Inside Bay Area
E-voting machine tests face delay
Vendors, Los Angeles in talks with state elections officials
By Ian Hoffman, STAFF WRITER
Article Last Updated: 05/15/2007 02:51:27 AM PDT
The nation's largest suppliers of voting equipment have handed their machines over to California elections officials for what experts say is the toughest testing the industry has experienced.
But several vendors and Los Angeles County, the largest voting jurisdiction in the country and technically a voting-equipment vendor itself because of its custom-made voting system, remained in talks Monday with state elections officials about the extent of the review, what would be done with its findings and more.
Those talks are likely to delay scrutiny of California's main voting systems by teams of computer scientists, security experts and voting policy analysts until at least the end of this week.
Secretary of State Debra Bowen promised such a "top-to-bottom review" of voting systems during her campaign for office. The review that she has ordered touches on reliability, accuracy and ballot privacy, among other values.
But local elections officials and voting-equipment suppliers have worried that the review's heavy emphasis on security would work against highly computerized touch-screen voting machines — which Bowen and her supporters lambasted on the campaign trail — as well as older systems such as Los Angeles County's that tally votes on a hulking mainframe computer.
Other states, such as Florida, have hired computer experts to study narrow portions of the all-important software inside certain voting machines; some, such as Maryland and Ohio, have had computer security experts explore the vulnerability of specific machines to vote hacking or attacks that would prevent voting. New York also is establishing its own voting-system testing.

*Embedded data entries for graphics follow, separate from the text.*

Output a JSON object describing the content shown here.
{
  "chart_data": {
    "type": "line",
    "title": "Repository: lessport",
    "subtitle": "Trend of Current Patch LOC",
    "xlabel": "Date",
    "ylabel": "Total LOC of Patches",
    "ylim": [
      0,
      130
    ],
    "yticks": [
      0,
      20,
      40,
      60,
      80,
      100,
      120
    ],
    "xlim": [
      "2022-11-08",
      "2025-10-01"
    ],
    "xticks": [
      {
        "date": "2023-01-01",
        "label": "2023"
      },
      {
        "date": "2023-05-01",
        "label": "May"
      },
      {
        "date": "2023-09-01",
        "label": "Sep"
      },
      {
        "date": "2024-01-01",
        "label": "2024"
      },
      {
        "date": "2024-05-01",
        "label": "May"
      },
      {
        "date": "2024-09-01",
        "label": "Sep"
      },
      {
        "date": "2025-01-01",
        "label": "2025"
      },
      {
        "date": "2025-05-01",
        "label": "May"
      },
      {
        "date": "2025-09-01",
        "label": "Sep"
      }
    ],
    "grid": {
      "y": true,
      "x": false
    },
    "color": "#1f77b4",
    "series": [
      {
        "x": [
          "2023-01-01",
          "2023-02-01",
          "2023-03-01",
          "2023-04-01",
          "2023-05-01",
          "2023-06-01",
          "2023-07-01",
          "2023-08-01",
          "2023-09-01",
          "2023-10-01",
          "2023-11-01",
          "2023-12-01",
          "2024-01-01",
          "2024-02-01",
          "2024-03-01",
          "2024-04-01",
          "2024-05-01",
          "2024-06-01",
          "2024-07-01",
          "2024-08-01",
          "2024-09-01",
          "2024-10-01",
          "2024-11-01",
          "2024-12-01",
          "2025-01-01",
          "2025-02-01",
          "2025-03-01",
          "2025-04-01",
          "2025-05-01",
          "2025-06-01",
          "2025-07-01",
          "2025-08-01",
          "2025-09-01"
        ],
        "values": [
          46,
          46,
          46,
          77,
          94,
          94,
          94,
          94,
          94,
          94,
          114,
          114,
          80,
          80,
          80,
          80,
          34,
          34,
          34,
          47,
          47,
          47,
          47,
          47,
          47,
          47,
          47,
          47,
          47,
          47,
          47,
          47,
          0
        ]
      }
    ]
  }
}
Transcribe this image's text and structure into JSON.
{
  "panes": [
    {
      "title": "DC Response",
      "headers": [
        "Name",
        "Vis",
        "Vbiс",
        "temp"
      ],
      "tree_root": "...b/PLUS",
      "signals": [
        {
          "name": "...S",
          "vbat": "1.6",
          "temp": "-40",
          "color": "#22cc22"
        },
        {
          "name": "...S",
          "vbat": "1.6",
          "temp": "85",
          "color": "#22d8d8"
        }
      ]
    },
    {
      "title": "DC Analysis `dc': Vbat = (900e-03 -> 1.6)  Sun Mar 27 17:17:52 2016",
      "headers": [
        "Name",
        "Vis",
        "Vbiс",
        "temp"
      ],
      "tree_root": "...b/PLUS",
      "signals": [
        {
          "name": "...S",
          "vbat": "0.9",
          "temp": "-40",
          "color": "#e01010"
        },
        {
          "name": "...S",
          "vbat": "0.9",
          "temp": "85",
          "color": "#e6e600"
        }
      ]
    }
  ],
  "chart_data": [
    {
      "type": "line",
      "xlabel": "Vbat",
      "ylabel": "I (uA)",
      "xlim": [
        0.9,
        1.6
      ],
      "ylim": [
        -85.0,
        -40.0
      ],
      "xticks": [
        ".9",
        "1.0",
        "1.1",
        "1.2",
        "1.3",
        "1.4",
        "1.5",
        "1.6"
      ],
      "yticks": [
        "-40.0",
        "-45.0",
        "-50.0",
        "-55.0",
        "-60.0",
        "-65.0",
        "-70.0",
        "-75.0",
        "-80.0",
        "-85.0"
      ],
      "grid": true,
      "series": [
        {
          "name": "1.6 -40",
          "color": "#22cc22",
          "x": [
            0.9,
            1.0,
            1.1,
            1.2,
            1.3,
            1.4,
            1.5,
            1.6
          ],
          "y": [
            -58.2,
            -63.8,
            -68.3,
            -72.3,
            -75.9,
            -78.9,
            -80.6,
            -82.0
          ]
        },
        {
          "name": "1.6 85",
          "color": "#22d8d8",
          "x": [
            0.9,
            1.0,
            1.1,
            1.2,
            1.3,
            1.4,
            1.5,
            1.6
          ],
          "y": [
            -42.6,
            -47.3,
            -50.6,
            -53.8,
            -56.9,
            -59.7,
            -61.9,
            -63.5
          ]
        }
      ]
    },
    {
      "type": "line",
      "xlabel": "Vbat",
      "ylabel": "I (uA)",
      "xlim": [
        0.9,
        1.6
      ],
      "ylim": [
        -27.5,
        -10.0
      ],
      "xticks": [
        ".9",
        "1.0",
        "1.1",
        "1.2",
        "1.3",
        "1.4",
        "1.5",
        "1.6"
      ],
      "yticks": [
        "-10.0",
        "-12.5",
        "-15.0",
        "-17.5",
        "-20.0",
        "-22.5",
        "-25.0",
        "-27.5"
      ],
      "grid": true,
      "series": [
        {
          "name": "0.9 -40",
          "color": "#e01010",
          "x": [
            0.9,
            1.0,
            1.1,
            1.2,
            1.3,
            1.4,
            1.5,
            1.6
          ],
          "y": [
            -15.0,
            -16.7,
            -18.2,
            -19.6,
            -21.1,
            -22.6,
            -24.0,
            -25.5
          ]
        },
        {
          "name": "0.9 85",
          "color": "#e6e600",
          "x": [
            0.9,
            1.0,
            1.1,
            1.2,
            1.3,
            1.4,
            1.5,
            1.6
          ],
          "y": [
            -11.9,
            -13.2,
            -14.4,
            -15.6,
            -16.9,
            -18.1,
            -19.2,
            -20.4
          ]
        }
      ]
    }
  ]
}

But California is the only state to have ordered all of its voting systems undergo line-by-line software review, "red team" attacks and live testing by voters with a variety of disabilities, among other tests, or be barred from use in the state.
Bowen spokeswoman Nicole Winger said the review was expected to begin Friday or soon after.
"We are having productive discussions with every vendor," she said.
Three teams would study the eight primary voting systems in California — sold by Diebold Elections Systems, Inc., Sequoia Voting Systems, Elections Systems & Software, and Hart Intercivic — for about three weeks each, with final reports due to Bowen by the end of July. If she is to remove any voting system from use, Bowen is required by state law to give at least six months notice before the next statewide election, yielding a decision deadline by the first week in August.
As of last week, only Oakland-based Sequoia was cooperating fully in the review and had handed over not only its machines but also its all-important software in human-readable form. Other vendors have sued or negotiated tight restrictions to avoid such sweeping software reviews in other states.
But experts in voting technology say they expect all of the nation's leading vendors eventually will do what California elections officials ask.
"Any vendor who said no to a state as big as California would be shooting themselves in the foot," said Douglas Jones, a voting-system tester in Iowa and computer-science professor at the University of Iowa. "You can walk away from little states — they've done it in Iowa — but you can't do that with the big states. To walk away from them is basically to admit inadequacy."